I first saw this deck in 2007 at my favorite metaphysical store. I knew right away it was special when the owners told me the deck was so popular she couldn’t keep it in stock for long. I haven’t heard that about any Tarot deck before, so of course I had to buy it and see for myself.
The deck is a standard 78-card deck with Rider-Waite-based images. But the first thing I noticed was the colors; they are incredibly powerful and bright, much more so than many decks I have seen. They seem to radiate optimism and hope. The artwork is excellent, and the more “disturbing” Rider-Waite images (Death, for example) have been softened somewhat by the artist. A number of the major arcana cards also feature astrological symbols.

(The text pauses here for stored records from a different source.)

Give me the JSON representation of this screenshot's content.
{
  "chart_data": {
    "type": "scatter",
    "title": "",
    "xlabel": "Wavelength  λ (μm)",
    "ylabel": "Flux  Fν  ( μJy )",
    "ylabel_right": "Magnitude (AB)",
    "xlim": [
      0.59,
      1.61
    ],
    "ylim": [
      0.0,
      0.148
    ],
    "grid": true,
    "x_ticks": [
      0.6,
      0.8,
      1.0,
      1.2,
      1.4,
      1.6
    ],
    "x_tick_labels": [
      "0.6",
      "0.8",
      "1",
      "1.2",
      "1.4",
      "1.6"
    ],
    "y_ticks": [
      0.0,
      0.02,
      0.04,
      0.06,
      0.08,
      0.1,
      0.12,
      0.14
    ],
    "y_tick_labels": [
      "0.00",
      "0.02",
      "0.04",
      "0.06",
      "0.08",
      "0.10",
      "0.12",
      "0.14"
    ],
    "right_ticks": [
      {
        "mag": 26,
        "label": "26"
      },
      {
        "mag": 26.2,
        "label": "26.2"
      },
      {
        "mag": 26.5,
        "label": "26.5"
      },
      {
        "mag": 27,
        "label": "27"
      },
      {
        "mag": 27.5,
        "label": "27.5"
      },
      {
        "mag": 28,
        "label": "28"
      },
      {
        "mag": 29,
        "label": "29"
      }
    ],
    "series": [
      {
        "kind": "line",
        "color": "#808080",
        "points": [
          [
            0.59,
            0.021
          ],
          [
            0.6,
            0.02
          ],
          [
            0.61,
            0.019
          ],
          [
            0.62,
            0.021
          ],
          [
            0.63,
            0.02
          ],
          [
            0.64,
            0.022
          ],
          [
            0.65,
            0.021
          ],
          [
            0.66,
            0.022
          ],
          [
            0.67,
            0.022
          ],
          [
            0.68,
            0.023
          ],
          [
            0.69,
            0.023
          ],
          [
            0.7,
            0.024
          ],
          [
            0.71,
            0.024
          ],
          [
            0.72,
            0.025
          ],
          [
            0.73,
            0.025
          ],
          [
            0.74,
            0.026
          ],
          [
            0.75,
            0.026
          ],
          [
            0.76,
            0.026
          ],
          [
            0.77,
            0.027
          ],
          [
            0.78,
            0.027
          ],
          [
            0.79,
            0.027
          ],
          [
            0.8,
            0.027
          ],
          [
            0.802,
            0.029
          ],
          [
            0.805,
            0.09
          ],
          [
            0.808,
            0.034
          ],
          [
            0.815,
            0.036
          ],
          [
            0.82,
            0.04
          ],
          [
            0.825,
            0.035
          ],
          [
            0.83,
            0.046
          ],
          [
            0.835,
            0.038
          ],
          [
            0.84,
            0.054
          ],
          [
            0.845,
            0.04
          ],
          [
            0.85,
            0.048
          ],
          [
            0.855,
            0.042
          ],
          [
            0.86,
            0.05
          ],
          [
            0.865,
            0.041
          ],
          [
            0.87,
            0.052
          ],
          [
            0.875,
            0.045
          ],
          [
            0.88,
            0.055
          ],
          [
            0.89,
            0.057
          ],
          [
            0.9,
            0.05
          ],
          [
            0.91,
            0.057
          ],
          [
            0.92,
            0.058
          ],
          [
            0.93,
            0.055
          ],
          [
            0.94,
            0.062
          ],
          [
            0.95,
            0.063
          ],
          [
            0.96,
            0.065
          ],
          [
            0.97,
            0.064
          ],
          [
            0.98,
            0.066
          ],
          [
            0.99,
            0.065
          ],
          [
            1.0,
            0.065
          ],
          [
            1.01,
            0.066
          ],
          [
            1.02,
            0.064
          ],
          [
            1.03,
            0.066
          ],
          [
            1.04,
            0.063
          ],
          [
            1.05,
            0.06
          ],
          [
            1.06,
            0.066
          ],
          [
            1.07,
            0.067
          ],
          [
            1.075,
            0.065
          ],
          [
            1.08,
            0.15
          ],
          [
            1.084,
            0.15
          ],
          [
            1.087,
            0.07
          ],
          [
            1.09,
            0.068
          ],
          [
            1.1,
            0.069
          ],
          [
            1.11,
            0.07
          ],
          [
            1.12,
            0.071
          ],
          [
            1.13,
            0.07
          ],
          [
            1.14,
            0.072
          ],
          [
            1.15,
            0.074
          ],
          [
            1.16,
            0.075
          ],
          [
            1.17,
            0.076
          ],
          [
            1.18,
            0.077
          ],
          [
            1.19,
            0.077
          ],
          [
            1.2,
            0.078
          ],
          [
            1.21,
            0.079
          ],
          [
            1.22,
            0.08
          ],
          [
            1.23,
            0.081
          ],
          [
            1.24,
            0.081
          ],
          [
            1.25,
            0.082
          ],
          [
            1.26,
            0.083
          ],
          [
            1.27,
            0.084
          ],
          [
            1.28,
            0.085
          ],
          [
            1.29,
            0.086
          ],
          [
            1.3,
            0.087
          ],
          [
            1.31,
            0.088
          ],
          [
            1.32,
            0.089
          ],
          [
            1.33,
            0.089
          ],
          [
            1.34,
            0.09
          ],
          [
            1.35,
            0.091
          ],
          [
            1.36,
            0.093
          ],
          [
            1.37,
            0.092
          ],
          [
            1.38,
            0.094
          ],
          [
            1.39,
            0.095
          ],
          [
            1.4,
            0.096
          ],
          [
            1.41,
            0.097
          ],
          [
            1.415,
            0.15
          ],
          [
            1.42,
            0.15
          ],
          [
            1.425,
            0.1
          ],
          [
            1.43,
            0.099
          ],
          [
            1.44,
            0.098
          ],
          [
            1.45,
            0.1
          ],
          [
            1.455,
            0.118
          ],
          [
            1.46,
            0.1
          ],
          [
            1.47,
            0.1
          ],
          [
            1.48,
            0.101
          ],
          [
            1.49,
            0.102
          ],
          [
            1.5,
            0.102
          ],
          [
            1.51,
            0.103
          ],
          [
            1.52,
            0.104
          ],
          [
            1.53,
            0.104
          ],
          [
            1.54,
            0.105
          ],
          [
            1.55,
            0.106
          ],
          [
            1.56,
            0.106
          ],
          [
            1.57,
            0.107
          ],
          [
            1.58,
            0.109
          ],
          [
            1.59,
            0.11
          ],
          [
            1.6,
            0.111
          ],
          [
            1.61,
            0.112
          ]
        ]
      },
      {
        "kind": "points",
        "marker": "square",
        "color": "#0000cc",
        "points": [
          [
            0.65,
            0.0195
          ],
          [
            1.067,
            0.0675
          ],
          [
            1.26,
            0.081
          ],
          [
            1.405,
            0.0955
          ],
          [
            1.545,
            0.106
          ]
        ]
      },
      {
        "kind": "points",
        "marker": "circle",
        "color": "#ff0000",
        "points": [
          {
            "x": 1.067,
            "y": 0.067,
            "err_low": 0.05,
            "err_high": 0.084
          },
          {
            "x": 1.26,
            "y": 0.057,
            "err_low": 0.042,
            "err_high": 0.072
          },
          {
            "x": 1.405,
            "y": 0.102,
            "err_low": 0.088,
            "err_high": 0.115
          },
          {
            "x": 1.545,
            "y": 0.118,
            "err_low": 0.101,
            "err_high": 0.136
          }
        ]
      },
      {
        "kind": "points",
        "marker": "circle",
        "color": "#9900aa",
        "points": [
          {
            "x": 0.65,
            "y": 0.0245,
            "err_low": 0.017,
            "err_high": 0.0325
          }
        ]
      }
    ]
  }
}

One feature that I really like is the color-coded orbs in the top middle of each minor arcana card so you can tell a particular suit at a glance. The orbs on the major arcana have Roman numerals.
My favorite card in this deck is The Lovers. It is an excellent interpretation of the standard Rider-Waite imagery but with some new twists. One of the main differences from the Rider-Waite Lovers image that spoke to me is the absence of an archangel over the man and woman. The spiritual “blessing” in the card is represented by a golden light coming down from above. Also, the Lovers are embracing each other in waist-deep water, which represents their strong emotions. In the original Rider-Waite deck, no water can be seen on the card. Finally, while the Rider-Waite Lovers card clearly refers to the biblical story of Adam and Eve—with both figures unclad and a snake in the fruit tree behind the female figure—the Gilded Tarot represents a Greco-Roman style set of lovers; the male figure of the Gilded Tarot’s Lovers card is dressed in Greco-Roman battlefield garb, while the woman wears a bikini-style outfit with a gold circlet in her hair adorned with flowers.
I found very little not to like about this deck. If I had to cite one negative thing, it is this deck’s incredible power to get people to pay attention to it to the exclusion of all other decks. When I offer a choice of decks to querents, if the Gilded is among the choices it is inevitably picked. I have never had a querent say to me “No, I don’t want the Gilded Tarot,” which does happen with some of my other decks. I actually stopped bringing the Gilded with me for a while because I wanted to read with other decks!
I’d recommend this deck for anyone familiar with the Rider-Waite style imagery and looking for a bright, optimistic Tarot deck. Fire signs in particular will gravitate to it because of its bold color scheme. Leos especially may like this deck so much they may never use another one; their propensity for lavishing attention on things will not be wasted here.
NOTE: Since this review was written, I’ve become a lot more familiar with Ciro Marchetti’s work, and if you like this deck, you’ll like his others: The Tarot of Dreams and the Legacy of the Divine Tarot.